Try Something Old For A Change

Well it appears that real people using the web are finally getting a stronger say than webmasters tricking search engines into sending visitors their way.

A little over two weeks ago, on October 16, Google posted this article on the Webmaster Central Blog:

“A new tool to disavow links”

The article tells webmasters how they can ‘disavow’ those pesky telltale links they can’t seem to shake that inform Google’s “spiders” (programs that “crawl” a website and report back to Google whether you’ve been naughty or nice) that your web site has been hanging out with shady characters.

Tsk, tsk…

If your business has been reliant on SEO for leads, you may be all too aware of and smarting from recent “Google Slaps”, in the search giant’s quest to “clean up the wild, wild west” of the old internet days.

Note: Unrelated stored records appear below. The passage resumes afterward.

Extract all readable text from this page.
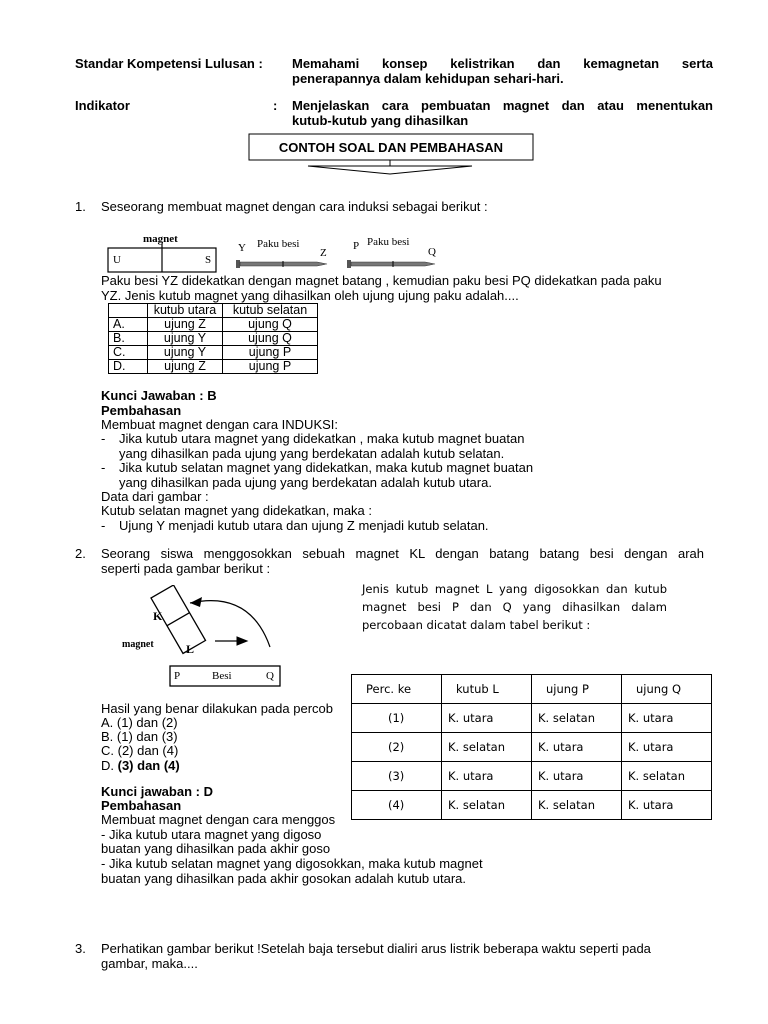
Standar Kompetensi Lulusan : Memahami konsep kelistrikan dan kemagnetan serta
penerapannya dalam kehidupan sehari-hari.
Indikator	: Menjelaskan cara pembuatan magnet dan atau menentukan
kutub-kutub yang dihasilkan
CONTOH SOAL DAN PEMBAHASAN
1. Seseorang membuat magnet dengan cara induksi sebagai berikut :
magnet
U	S
Y Paku besi
Z
P Paku besi
Q
Paku besi YZ didekatkan dengan magnet batang , kemudian paku besi PQ didekatkan pada paku
YZ. Jenis kutub magnet yang dihasilkan oleh ujung ujung paku adalah....
	kutub utara	kutub selatan
A.	ujung Z	ujung Q
B.	ujung Y	ujung Q
C.	ujung Y	ujung P
D.	ujung Z	ujung P
Kunci Jawaban : B
Pembahasan
Membuat magnet dengan cara INDUKSI:
- Jika kutub utara magnet yang didekatkan , maka kutub magnet buatan
yang dihasilkan pada ujung yang berdekatan adalah kutub selatan.
- Jika kutub selatan magnet yang didekatkan, maka kutub magnet buatan
yang dihasilkan pada ujung yang berdekatan adalah kutub utara.
Data dari gambar :
Kutub selatan magnet yang didekatkan, maka :
- Ujung Y menjadi kutub utara dan ujung Z menjadi kutub selatan.
2. Seorang siswa menggosokkan sebuah magnet KL dengan batang batang besi dengan arah
seperti pada gambar berikut :
K
L
magnet
P	Besi	Q
Jenis kutub magnet L yang digosokkan dan kutub
magnet besi P dan Q yang dihasilkan dalam
percobaan dicatat dalam tabel berikut :
Perc. ke	kutub L	ujung P	ujung Q
(1)	K. utara	K. selatan	K. utara
(2)	K. selatan	K. utara	K. utara
(3)	K. utara	K. utara	K. selatan
(4)	K. selatan	K. selatan	K. utara
Hasil yang benar dilakukan pada percob
A. (1) dan (2)
B. (1) dan (3)
C. (2) dan (4)
D. (3) dan (4)
Kunci jawaban : D
Pembahasan
Membuat magnet dengan cara menggos
- Jika kutub utara magnet yang digoso
buatan yang dihasilkan pada akhir goso
- Jika kutub selatan magnet yang digosokkan, maka kutub magnet
buatan yang dihasilkan pada akhir gosokan adalah kutub utara.
3. Perhatikan gambar berikut !Setelah baja tersebut dialiri arus listrik beberapa waktu seperti pada
gambar, maka....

Whether you rely on search or not, what all this means, ironically is that good ol’ trust based advertising, marketing and leadership wins the day. But you have to be smart about it…

You can’t be like everybody else. You need to be different, in a good way.

So, what really sets your business apart? That gives unmistakable reason to your prospect to do business with you over every alternative out there? It might be product or service, or it might be in relationship with prospects and customers.

Let’s not underestimate the power of relationship. But it could also be in your sales process. A superior marketing system in terms of complexity and effectiveness may be enough to outmaneuver inevitable knockoffs.

Example: “Gold by the Inch”, a business opportunity for people interested in additional income they could earn over weekends, had one of the longest running and extremely profitable TV infomercials, something like eight years if I recall correctly.

According to Dan Kennedy who consulted on the campaign, there were plenty of would-be knock-offs which often kill a business deriving leads from an infomercial, but what kept them running was a complex multi-step multi-media campaign behind the scenes that competitors wouldn’t or couldn’t overcome.

Are you relying on a single hit selling system? One media? One step, then done and on to the next?

Or do you have a well designed set of steps in a variety of media over time that allows your prospect to feel like she is buying rather than being sold something?

And one of those media could be a simple oldfashioned phone call. In person.

After all, people generally prefer to buy from people.  Especially those they are familiar with.